Bruno Luquat (Commissaire National Route 1984-1986), dans Topos de Route

« Depuis plusieurs mois quelques Chefs de Clans avaient suggéré l’idée d’un foulard spécifique à la Route SUF. Il est possible qu’elle ait été suggérée par la volonté de certains CC d’affirmer la particularité de la Route. Voire pour d’autres de se dégager d’une emprise du groupe parfois maladroite. Mais aussi, certains Clans recrutaient au-delà de leur groupe d’origine et se posait la question du choix de leur foulard.
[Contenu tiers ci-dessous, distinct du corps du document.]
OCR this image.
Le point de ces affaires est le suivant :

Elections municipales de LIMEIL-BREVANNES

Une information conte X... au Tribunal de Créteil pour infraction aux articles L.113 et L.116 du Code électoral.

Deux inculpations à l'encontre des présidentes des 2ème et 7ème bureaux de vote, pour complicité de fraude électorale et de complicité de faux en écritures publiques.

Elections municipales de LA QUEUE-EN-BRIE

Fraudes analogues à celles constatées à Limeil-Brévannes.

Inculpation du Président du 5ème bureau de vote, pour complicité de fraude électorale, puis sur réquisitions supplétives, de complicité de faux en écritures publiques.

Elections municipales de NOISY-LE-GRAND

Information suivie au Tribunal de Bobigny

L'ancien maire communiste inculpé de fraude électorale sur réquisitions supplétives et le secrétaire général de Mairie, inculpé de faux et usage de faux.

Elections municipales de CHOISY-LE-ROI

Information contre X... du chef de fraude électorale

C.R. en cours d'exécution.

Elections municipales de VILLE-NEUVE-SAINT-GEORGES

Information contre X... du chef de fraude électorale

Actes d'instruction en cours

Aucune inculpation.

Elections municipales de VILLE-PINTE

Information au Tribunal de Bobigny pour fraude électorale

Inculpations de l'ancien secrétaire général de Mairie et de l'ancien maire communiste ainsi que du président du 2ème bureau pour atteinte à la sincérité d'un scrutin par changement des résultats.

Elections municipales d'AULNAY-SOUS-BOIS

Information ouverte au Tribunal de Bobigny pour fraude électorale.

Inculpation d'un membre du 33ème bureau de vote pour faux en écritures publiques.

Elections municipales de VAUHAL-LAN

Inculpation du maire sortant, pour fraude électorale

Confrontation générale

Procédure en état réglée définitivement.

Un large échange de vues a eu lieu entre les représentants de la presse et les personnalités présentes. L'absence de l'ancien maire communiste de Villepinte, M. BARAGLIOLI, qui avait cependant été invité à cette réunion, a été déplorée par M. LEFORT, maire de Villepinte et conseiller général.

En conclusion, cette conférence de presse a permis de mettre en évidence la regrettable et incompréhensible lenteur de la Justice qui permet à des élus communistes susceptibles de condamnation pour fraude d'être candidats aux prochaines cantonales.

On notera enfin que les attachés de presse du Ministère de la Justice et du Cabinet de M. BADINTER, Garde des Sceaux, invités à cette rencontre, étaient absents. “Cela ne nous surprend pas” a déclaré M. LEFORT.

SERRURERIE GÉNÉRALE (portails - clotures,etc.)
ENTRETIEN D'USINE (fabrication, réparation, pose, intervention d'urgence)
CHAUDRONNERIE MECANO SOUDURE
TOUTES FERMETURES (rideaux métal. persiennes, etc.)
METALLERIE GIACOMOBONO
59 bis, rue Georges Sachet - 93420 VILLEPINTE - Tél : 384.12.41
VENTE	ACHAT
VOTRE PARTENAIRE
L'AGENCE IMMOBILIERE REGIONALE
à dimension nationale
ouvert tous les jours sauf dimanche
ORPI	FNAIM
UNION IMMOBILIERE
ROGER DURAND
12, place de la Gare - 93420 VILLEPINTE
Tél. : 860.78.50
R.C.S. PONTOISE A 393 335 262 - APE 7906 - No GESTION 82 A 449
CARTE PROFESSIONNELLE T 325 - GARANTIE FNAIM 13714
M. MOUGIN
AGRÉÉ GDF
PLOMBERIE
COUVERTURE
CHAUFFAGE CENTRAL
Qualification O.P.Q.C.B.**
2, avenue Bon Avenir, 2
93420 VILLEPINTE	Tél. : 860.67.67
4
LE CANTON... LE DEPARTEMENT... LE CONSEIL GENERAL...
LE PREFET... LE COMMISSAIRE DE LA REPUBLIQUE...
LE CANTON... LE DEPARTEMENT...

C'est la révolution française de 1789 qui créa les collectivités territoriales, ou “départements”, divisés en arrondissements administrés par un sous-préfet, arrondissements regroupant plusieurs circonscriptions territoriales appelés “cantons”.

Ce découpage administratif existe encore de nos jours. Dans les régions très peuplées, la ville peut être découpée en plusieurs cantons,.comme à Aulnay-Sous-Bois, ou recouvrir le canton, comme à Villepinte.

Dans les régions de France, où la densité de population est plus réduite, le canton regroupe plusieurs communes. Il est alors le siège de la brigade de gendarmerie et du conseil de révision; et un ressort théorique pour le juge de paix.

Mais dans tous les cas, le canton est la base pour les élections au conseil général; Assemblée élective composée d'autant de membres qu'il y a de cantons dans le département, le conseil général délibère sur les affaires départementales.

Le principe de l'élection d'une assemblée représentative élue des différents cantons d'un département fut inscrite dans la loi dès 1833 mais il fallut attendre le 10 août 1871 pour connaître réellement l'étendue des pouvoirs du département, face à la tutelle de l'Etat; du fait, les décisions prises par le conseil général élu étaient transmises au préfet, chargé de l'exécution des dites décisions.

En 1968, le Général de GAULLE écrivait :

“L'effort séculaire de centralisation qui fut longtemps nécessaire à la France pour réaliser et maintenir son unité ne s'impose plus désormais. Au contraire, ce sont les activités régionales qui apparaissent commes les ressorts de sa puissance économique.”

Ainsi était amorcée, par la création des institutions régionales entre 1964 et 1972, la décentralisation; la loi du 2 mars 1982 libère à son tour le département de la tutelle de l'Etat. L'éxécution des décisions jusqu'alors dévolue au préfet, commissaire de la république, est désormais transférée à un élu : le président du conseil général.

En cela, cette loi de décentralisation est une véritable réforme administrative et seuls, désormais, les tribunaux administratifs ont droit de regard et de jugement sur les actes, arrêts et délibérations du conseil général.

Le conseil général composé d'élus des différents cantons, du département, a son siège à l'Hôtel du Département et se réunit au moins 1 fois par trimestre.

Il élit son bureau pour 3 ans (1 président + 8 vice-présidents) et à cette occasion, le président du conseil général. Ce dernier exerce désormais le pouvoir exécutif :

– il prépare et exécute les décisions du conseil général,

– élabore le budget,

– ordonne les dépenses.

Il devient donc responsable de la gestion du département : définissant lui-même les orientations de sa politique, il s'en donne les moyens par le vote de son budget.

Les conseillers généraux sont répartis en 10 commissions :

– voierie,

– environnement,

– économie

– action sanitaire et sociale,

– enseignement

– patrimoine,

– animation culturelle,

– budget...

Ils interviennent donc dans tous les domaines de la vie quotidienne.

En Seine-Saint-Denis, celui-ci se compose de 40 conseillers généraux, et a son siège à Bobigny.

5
Un CC proposait un foulard gris, héritier de la même démarche que la Route FSE : gris couleur de poussière, d’humilité etc. Un autre CC proposait le bleu, couleur de la Vierge Marie, ce CC étant très investi dans les foulards blancs à Lourdes. Chacun poussait son pion selon ses références amicales ou de service. Mais l’idée était la même, que les routiers partagent un symbole communautaire. La Route existe, montrons le.

L’idée même d’un foulard spécifique à la Route SUF rencontrait aussi une question très pratique. Puisque nous allions être quelques années encore à avoir des chemises grises au milieu des beiges, on noie le poisson avec un foulard commun à tous, qui sera « le » symbole unitaire dans la diversité de fait. Comme disent les hommes politiques, « l’unité dans la diversité ». C’est une façon de contourner un problème quand il se pose, et qu’on n’a pas vraiment prise pour le régler. On crée un autre problème, pour faire oublier le premier… Vous aurez appris aujourd’hui un des fondements de la négociation.

Les idées grises ou bleues ne nous emballaient pas. Le gris, on en est sorti avec les chemises, on ne va pas y retourner avec les foulards ! En plus, ce côté poussière et tu retourneras poussière est très humble peut-être, mais ne contribue pas à la joie routière. La Route n’est pas l’antichambre du Monastère, souvenez-vous des « écueils de la Route » qui vous ont fait rire ! Le bleu, pourquoi pas, mais c’est la couleur d’une Troupe, et pas très chic de lui voler son histoire. L’idée était d’avoir un foulard original, non utilisé ou utilisable par une unité ou un groupe scout.

Le CEP des Chefs de Clans de l’an dernier avait lieu dans l’Oisans, un camp de neige pendant la Semaine Sainte. Rouge seul, « couleur des routiers, du sang et de l’amour », c’était très évidemment très beau, très noble, claquant, mais avec un hic : c’est la couleur de la Troupe 1ère Saint Louis Paris, celle du Chanoine Cornette et de Paul Coze, l’une des plus anciennes de France. Un ancien de Saint Louis mit son véto amical et tout à fait justifié. Avec des morceaux de laine, nous fîmes des essais d’associations de couleurs. C’est ainsi qu’assez vite se joignirent le jaune, couleur des louveteaux, et le vert, couleur des scouts. Un clin d’oeil aux flots de départ Routier, et au Départ Routier lui-même. Toute la vie scoute réunie, avec, dominante, la couleur de la Route. On fit un prototype, sur fond de neige, c’était très tonique ! Nous sommes loin de l’humilité de la grise poussière et du bleu des Enfants de Marie. Le résultat, quelque chose de fort en symbole, mais aussi de joyeux et pas anonyme du tout.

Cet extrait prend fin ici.